The Polish flagged team wins stage 3 into Genova to sweep the VO65 Sprint
WindWhisper Racing Team won the final leg of The Ocean Race VO65 Sprint into Genova, beating the rest of the fleet by a massive margin.
The Polish boat crossed the finish line in just six knots of breeze at 10:27:52 UTC with a leg time of 10 days 23 hours 17 minutes and 52 seconds. With the rest of the fleet still to cover more than 100 nautical miles in very light winds, WindWhisper could win the leg from The Hague to Genova by more than 18 hours.
With skipper Pablo Arrarte (ESP) unable to take part in the final leg, it was left to previous race winner Daryl Wislang (NZL) to take up the skipper’s role. “It’s an amazing feeling to arrive here, happy to be part of the team, and I was lucky enough to take the handlebars for the last leg.”
Even though it always looked like a healthy lead entering the Mediterranean, the fickle nature of the breeze meant Wislang and the crew were never able to rest on their laurels. “The biggest challenge is trying to cover someone that far behind because the other boats were in completely different weather. Ultimately we decided we couldn’t cover them and chose to sail the fastest way we could to the finish.
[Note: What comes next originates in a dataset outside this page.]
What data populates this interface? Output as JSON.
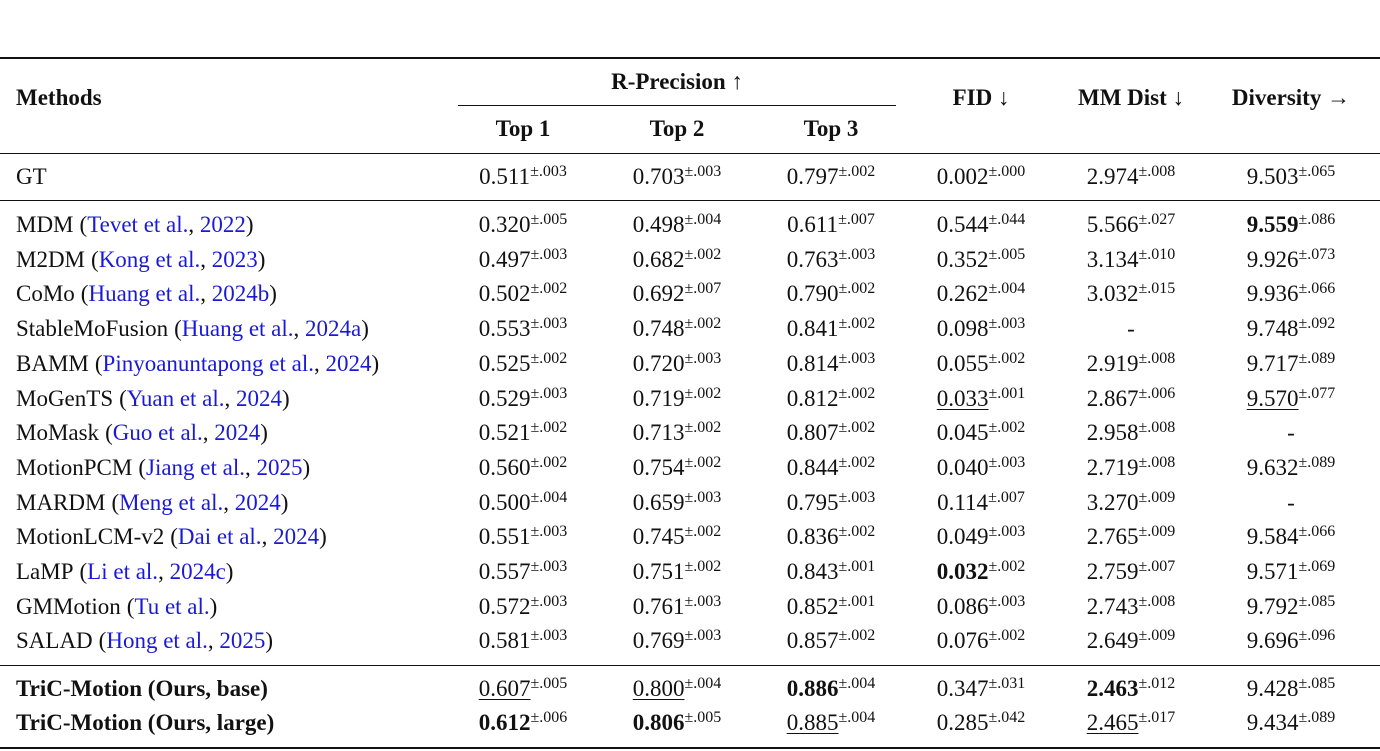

There was no option to get back to the coast with the other guys.”
The biggest responsibility for such big decisions always rests with the navigator, so Aksel Magdahl (NOR) rightly earns a lot of credit for his brave choices on the race course. “We had a tricky choice to make in the Mediterranean because the other boats were more than 100 miles behind,” said Magdahl, who chose to keep on looking forwards rather than play a more traditional, defensive game of covering the opposition. “We decided to go towards the coast of Algeria to take the fastest route. We thought the other option to cover the other boats would be slow for us. So we went for what we thought was our fastest option and it worked out well for us.”
Magdahl also wins the navigator’s award, the Vasco da Gama Mirpuri Foundation Prize for first boat to pass the line of 37 degrees North latitude. That was largely down to a very good call to break away from the fleet in the English Channel, one which absent skipper Pablo Arrarte had been watching with great interest from ashore. “The guys made was a big strategy call. The fleet was in light pressure and the big breeze was coming, and they stayed further north and the big pressure reached them first. That was the important moment to break away from the fleet.”
From there the team never looked back, leading into the Strait of Gibraltar by a healthy margin. For Phil Harmer (AUS), today’s victory is extra special as it happens on his 44th birthday. The two-time winner of the race was pleased to be back on board the VO65 and to have come through the Strait of Gibraltar at night, thereby avoiding the orca whales that paid a little bit too much attention to some of the other VO65s. “I think the orcas were asleep when we went through the Strait,” he laughed. “We went through in stealth mode, managed to give them the slip, so we were lucky to get through unscathed.”
Crew member Liz Wardley has a special connection with this particular VO65, having led the five-month refit of the boat that she had already managed in its previous guise as Team AkzoNobel. “It feels amazing to be here now. We had such a big lead into the Med and there was always the option that the others could catch us, so that was stressful. We did leg one well, we did leg six well, and now to win leg seven by more than a hundred miles is pretty cool. And finished in front of the IMOCAs too, so a double win.”